Découvrez l'analyse perspicace de Rik Torfs sur la montée de l'extrême droite en Flandre et les enjeux politico-culturels sous-jacents. “Ici, à Chaumont-Gistoux, quand on croise quelqu’un dans la rue et qu’il ne vous dit pas bonjour, il y a fort à parier que c’est un Flamand” dit Rik Torfs.
En vue des élections du 9 juin prochain, nous invitons Rik Torfs, professeur honoraire de droit canon à la K.U. L, ancien recteur, sénateur honoraire CDV, auteur de nombreuses publications et livres. Son livre sur le Vatican vient de paraître aux éditions Lanoo (2024). Rik Torfs est campinois d'origine. Il habite le Brabant wallon et est très présent dans les médias flamands et francophones. Il donne beaucoup de conférences en Flandre et accepte de parler avec tout le monde, quelles que soient les idées de ses interlocuteurs.

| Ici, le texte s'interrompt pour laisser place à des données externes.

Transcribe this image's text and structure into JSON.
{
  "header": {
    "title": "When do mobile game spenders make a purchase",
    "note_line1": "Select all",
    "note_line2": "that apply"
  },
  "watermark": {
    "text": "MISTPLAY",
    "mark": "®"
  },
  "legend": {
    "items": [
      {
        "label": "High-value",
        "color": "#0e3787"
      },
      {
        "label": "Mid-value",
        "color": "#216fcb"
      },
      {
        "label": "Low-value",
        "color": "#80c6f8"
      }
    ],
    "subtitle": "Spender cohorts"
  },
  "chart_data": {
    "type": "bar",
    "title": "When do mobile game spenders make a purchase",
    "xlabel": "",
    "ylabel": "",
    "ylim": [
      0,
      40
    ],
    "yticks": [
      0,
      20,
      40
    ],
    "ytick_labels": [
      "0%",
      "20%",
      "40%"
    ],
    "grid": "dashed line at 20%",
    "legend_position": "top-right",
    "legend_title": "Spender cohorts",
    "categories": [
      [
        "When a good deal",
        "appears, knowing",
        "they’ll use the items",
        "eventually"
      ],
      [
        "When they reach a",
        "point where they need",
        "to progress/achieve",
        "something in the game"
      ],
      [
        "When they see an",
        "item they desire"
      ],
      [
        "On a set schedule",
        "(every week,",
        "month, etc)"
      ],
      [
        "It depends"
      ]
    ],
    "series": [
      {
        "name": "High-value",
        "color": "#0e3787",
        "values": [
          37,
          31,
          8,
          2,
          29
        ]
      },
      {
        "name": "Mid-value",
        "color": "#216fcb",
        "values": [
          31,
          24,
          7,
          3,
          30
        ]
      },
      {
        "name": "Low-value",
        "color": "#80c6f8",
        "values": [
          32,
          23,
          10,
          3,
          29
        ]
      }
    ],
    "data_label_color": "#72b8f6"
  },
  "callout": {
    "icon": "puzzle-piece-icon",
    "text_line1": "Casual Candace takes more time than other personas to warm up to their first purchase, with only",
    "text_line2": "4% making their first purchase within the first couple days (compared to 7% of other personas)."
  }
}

Le sujet de notre émission vise à mieux comprendre la mentalité des Flamands et les raisons de leurs choix politiques. Nous sommes en effet perplexes devant la forte progression du Vlaams Belang, parti d'extrême droite qui recueille près de 30 pour cent des voix selon le dernier sondage. Nous demandons à notre invité de résumer rapidement l'histoire de la Flandre. Voici ce qu'il nous dit : « La Belgique est une construction internationale. Les frontières des pays se font et se défont. La carte de l'Europe évolue, voyez l'exemple de la Tchécoslovaquie.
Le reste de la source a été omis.